In March, Google suggested its plans to become a game developer would start small, hiring Ubisoft and EA industry vet Jade Raymond to lead up a single studio dubbed Stadia Games and Entertainment. But in a new interview with GamesIndustry.biz, Raymond reveals that Google isn’t planning to stop at just one.

“We have a plan that includes building out a few different first-party studios,” she tells the publication, adding later that Google plans to release Stadia-exclusive titles every year, including games that do things which aren’t possible with today’s game consoles, like full physics simulations or integrating the Google Assistant to be the voice of NPCs in the game. (The former might be possible because of Stadia’s distributed cloud architecture, which lets it combine the power of multiple gaming PC-like servers together.)

Raymond suggests that won’t be the kind of gaming lineup we’ll see at launch, which is mostly an array of existing games from third-party publishers. (Here’s the full list.)

But she says Google has “quite a few exclusive games in the works” that use the cloud, and “[i]t won’t be four years before gamers get to see the new exclusive, exciting content.
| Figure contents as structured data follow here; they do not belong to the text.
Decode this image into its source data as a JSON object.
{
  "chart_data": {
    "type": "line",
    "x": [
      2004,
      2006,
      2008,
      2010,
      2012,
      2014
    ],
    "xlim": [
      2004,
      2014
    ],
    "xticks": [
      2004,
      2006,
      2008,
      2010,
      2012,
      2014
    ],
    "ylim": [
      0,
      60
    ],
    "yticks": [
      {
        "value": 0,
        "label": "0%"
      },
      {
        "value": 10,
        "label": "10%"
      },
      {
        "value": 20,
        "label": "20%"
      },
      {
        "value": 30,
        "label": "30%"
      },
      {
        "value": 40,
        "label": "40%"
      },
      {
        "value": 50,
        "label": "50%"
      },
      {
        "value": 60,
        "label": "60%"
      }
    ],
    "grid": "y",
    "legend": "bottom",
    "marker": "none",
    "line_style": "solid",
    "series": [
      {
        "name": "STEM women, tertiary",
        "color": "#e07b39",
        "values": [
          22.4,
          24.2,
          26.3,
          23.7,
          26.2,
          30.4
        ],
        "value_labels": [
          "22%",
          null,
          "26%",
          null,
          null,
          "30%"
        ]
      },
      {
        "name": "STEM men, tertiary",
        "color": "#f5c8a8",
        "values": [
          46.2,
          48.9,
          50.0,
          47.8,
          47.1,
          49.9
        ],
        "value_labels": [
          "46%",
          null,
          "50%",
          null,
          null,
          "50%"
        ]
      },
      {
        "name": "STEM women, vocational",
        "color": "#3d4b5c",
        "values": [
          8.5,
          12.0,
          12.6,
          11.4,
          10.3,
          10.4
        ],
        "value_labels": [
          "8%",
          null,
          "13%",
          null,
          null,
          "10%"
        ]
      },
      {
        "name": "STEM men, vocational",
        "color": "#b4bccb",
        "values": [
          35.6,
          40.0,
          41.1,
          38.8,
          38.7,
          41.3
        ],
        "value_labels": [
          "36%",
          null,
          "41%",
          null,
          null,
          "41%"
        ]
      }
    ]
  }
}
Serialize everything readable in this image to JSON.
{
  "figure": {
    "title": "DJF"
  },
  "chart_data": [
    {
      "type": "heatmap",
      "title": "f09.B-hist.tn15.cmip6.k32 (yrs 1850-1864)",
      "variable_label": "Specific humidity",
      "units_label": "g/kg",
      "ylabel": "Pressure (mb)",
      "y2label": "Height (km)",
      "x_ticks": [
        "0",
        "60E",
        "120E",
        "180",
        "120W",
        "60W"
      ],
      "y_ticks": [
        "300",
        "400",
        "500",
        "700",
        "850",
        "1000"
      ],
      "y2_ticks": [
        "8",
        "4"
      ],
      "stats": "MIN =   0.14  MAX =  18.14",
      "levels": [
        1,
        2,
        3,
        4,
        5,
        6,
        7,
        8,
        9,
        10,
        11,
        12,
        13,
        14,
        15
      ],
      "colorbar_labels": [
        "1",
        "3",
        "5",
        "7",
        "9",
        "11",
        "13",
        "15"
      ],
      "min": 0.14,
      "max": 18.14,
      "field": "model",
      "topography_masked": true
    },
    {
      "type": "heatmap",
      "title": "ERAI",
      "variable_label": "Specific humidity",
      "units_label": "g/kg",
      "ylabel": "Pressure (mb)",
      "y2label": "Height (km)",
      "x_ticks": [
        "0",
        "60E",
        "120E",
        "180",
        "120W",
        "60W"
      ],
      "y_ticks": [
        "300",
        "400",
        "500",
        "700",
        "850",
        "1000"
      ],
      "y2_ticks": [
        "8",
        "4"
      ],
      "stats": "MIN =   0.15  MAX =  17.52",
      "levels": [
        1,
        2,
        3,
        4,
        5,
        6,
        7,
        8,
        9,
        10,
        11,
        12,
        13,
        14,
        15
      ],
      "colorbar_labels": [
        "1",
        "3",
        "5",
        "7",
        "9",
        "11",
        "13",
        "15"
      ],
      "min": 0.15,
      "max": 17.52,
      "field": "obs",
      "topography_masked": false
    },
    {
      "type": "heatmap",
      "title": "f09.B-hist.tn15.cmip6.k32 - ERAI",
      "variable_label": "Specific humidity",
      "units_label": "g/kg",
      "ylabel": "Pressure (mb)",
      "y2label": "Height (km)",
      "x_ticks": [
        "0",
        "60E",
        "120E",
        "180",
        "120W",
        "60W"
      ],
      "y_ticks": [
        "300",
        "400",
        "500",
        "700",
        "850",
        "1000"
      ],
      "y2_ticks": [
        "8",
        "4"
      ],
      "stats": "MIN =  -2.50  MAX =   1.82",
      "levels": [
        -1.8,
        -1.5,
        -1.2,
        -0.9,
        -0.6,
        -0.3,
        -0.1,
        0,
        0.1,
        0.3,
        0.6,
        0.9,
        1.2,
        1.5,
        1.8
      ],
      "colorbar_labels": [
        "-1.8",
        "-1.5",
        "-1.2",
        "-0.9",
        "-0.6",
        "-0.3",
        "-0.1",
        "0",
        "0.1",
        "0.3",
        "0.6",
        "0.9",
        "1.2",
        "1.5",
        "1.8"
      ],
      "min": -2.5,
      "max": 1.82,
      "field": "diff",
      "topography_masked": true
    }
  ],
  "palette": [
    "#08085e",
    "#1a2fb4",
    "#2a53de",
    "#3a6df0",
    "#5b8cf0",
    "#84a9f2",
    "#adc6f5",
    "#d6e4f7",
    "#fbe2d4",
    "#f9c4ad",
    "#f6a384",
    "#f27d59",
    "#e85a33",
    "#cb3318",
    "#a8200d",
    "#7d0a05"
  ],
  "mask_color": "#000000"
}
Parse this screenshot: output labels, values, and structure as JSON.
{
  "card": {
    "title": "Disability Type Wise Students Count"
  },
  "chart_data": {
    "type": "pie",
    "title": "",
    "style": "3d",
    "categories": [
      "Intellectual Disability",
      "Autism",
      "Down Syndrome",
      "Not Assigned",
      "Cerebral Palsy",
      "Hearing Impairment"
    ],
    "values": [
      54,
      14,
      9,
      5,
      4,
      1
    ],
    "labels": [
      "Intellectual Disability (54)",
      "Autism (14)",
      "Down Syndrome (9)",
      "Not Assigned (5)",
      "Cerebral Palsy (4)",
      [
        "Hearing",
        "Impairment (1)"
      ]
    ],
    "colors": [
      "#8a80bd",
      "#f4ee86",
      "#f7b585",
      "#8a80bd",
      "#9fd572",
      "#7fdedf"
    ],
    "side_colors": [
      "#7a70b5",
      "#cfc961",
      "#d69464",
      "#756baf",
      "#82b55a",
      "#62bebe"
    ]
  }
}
There will be some coming out every year, and more and more each year.”

You can read the full interview at GamesIndustry.biz, which includes more of Raymond’s thoughts on the kinds of games Stadia might eventually produce.

When I wrote about OnLive, Gaikai, PlayStation Now, GeForce Now, and other cloud gaming platforms, I often asked execs if anyone had committed to building a game that would actually take advantage of the cloud instead of just doing what consoles and PCs can already do. I never got a straight answer, so it’s refreshing to think it might finally happen with Stadia.